If I haven’t persuaded you yet that these hellions are despicable animals wholly undeserving of the adoration they receive, this collection of videos will. Do humans realize how asinine they look when a cat shoves its butt in their face? On some level people seem to like it, though—and, like jokes about cat barf and indiscriminate urination, people laugh every time. Indeed, people seem to laugh whenever a cat shows even a glimmer of a personality. All it has to do is munch on some watermelon, or crawl into milk carton, or stick its head in a vacuum cleaner, and people double over, guffawing. And a lot of these cats aren’t even working very hard. It’s looking in a mirror—oh, how cute! It’s boxing with a hair dryer—what fun! I’m sorry, but I burn more calories begging for dinner.
Another favorite trope of this dubious cinematic genre is a voiceover suggesting that the cat doing nothing onscreen is really having deep, sophisticated thoughts in various accents (cats evidently don’t think in English). Henri (Henry) started it, of course, but there are plenty of other copycats (there’s a reason they call them that) who find it amusing to assume a fictional voice for an animal whose only real thought is when and how it is going to kill next. This is a dangerous game, because it encourages people to project onto their pets a personality and civility it does not have.

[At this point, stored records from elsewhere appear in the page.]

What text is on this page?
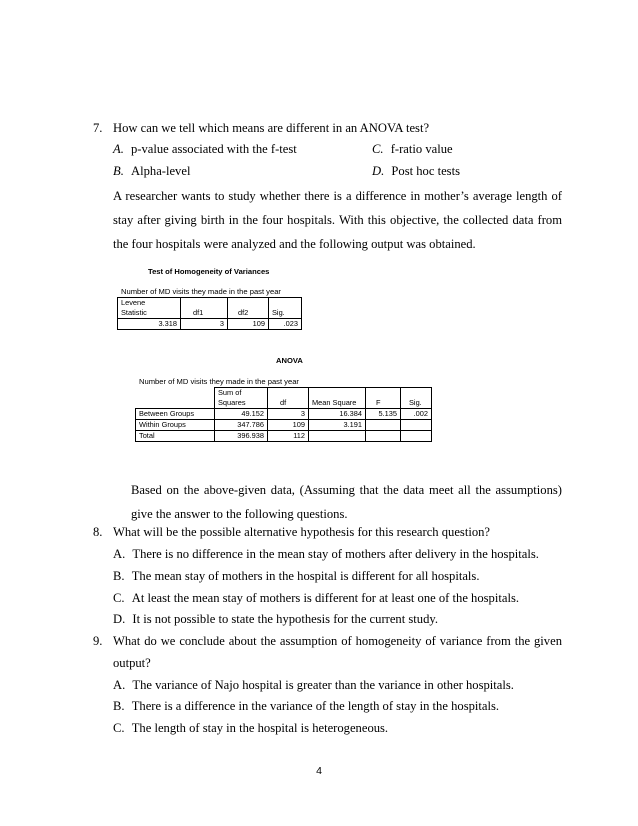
7. How can we tell which means are different in an ANOVA test?
A. p-value associated with the f-test	C. f-ratio value
B. Alpha-level	D. Post hoc tests
A researcher wants to study whether there is a difference in mother’s average length of stay after giving birth in the four hospitals. With this objective, the collected data from the four hospitals were analyzed and the following output was obtained.
Test of Homogeneity of Variances
Number of MD visits they made in the past year
Levene			
Statistic	df1	df2	Sig.
3.318	3	109	.023
ANOVA
Number of MD visits they made in the past year
	Sum of				
	Squares	df	Mean Square	F	Sig.
Between Groups	49.152	3	16.384	5.135	.002
Within Groups	347.786	109	3.191		
Total	396.938	112			
Based on the above-given data, (Assuming that the data meet all the assumptions) give the answer to the following questions.
8. What will be the possible alternative hypothesis for this research question?
A. There is no difference in the mean stay of mothers after delivery in the hospitals.
B. The mean stay of mothers in the hospital is different for all hospitals.
C. At least the mean stay of mothers is different for at least one of the hospitals.
D. It is not possible to state the hypothesis for the current study.
9. What do we conclude about the assumption of homogeneity of variance from the given
output?
A. The variance of Najo hospital is greater than the variance in other hospitals.
B. There is a difference in the variance of the length of stay in the hospitals.
C. The length of stay in the hospital is heterogeneous.
4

The only realistic portion of the festival was a series of films from Minnesota, wishfully titled Cat on a Stick. It featured a cat that goes fishing with its owner and ends up snatching a tiny bluegill in its jaws and running away. That was the only cat in the whole show I recognized. Truth on a Stick is what it was: another innocent creature senselessly slain for the sheer amusement of it. Despicable.
The final insult came with the so-called People’s Choice Awards, which awarded Grumpy Cat the grand prize (aka The Golden Kitty) for most beloved video of the year. In this particular video, all Grumpy Cat does is lie on his back and get rubbed on its belly by the hand of an unseen human. The cat isn’t even doing a trick; it’s just lying on its back, being himself, looking up with the face nature gave him. I’m sorry, but giving this little hairball the Grand Prize for looking vaguely unhappy is like giving Kim Kardashian an Academy Award for the shape of her butt. (Way too small, in my opinion—but then again, corgis have incomparably gorgeous derrieres.)

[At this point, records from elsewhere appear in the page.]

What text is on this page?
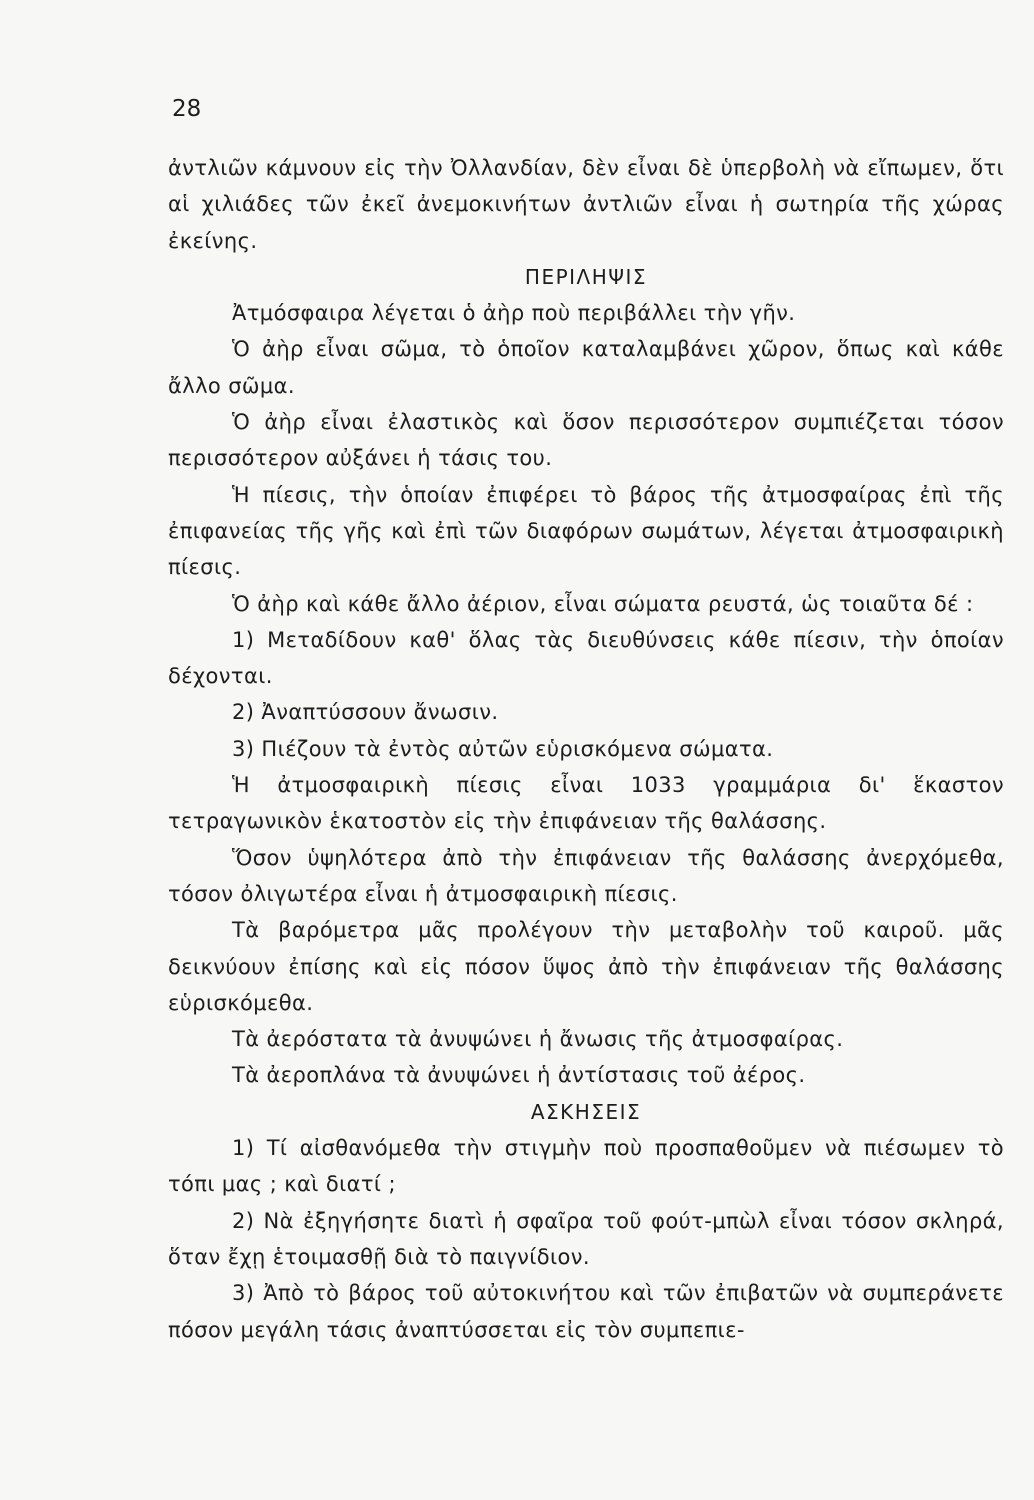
28

ἀντλιῶν κάμνουν εἰς τὴν Ὀλλανδίαν, δὲν εἶναι δὲ ὑπερβολὴ νὰ εἴπωμεν, ὅτι αἱ χιλιάδες τῶν ἐκεῖ ἀνεμοκινήτων ἀντλιῶν εἶναι ἡ σωτηρία τῆς χώρας ἐκείνης.

ΠΕΡΙΛΗΨΙΣ

Ἀτμόσφαιρα λέγεται ὁ ἀὴρ ποὺ περιβάλλει τὴν γῆν.

Ὁ ἀὴρ εἶναι σῶμα, τὸ ὁποῖον καταλαμβάνει χῶρον, ὅπως καὶ κάθε ἄλλο σῶμα.

Ὁ ἀὴρ εἶναι ἐλαστικὸς καὶ ὅσον περισσότερον συμπιέζεται τόσον περισσότερον αὐξάνει ἡ τάσις του.

Ἡ πίεσις, τὴν ὁποίαν ἐπιφέρει τὸ βάρος τῆς ἀτμοσφαίρας ἐπὶ τῆς ἐπιφανείας τῆς γῆς καὶ ἐπὶ τῶν διαφόρων σωμάτων, λέγεται ἀτμοσφαιρικὴ πίεσις.

Ὁ ἀὴρ καὶ κάθε ἄλλο ἀέριον, εἶναι σώματα ρευστά, ὡς τοιαῦτα δέ :

1) Μεταδίδουν καθ' ὅλας τὰς διευθύνσεις κάθε πίεσιν, τὴν ὁποίαν δέχονται.

2) Ἀναπτύσσουν ἄνωσιν.

3) Πιέζουν τὰ ἐντὸς αὐτῶν εὑρισκόμενα σώματα.

Ἡ ἀτμοσφαιρικὴ πίεσις εἶναι 1033 γραμμάρια δι' ἕκαστον τετραγωνικὸν ἑκατοστὸν εἰς τὴν ἐπιφάνειαν τῆς θαλάσσης.

Ὅσον ὑψηλότερα ἀπὸ τὴν ἐπιφάνειαν τῆς θαλάσσης ἀνερχόμεθα, τόσον ὀλιγωτέρα εἶναι ἡ ἀτμοσφαιρικὴ πίεσις.

Τὰ βαρόμετρα μᾶς προλέγουν τὴν μεταβολὴν τοῦ καιροῦ. μᾶς δεικνύουν ἐπίσης καὶ εἰς πόσον ὕψος ἀπὸ τὴν ἐπιφάνειαν τῆς θαλάσσης εὑρισκόμεθα.

Τὰ ἀερόστατα τὰ ἀνυψώνει ἡ ἄνωσις τῆς ἀτμοσφαίρας.

Τὰ ἀεροπλάνα τὰ ἀνυψώνει ἡ ἀντίστασις τοῦ ἀέρος.

ΑΣΚΗΣΕΙΣ

1) Τί αἰσθανόμεθα τὴν στιγμὴν ποὺ προσπαθοῦμεν νὰ πιέσωμεν τὸ τόπι μας ; καὶ διατί ;

2) Νὰ ἐξηγήσητε διατὶ ἡ σφαῖρα τοῦ φούτ-μπὼλ εἶναι τόσον σκληρά, ὅταν ἔχῃ ἑτοιμασθῇ διὰ τὸ παιγνίδιον.

3) Ἀπὸ τὸ βάρος τοῦ αὐτοκινήτου καὶ τῶν ἐπιβατῶν νὰ συμπεράνετε πόσον μεγάλη τάσις ἀναπτύσσεται εἰς τὸν συμπεπιε-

I should have known it would be this way. At the beginning of the evening, on the way out the door, I noticed that our resident murder hobbyist (yes, I live with one) had left a half-chewed mouse corpse on the path out to the street. Was it an accident that he left his latest trophy kill there on the very day thousands of humans would be gathering at the state fair to venerate the serial killers living in their midst? I think not. No, it was a reminder to me that he thinks he is winning the grand fight for the human heart. While dogs have chosen the path of kindness and companionship, cats have chosen the path of trickery and manipulation. They’ve learned that some humans enjoy turning mayhem in to mirth, and seem entertained by the irony that the cat they adore and pamper does not care a whit about them.
Evidently, killing is the new cute—and I, for one, am ashamed. Most animals are better than this—especially the ones who bark.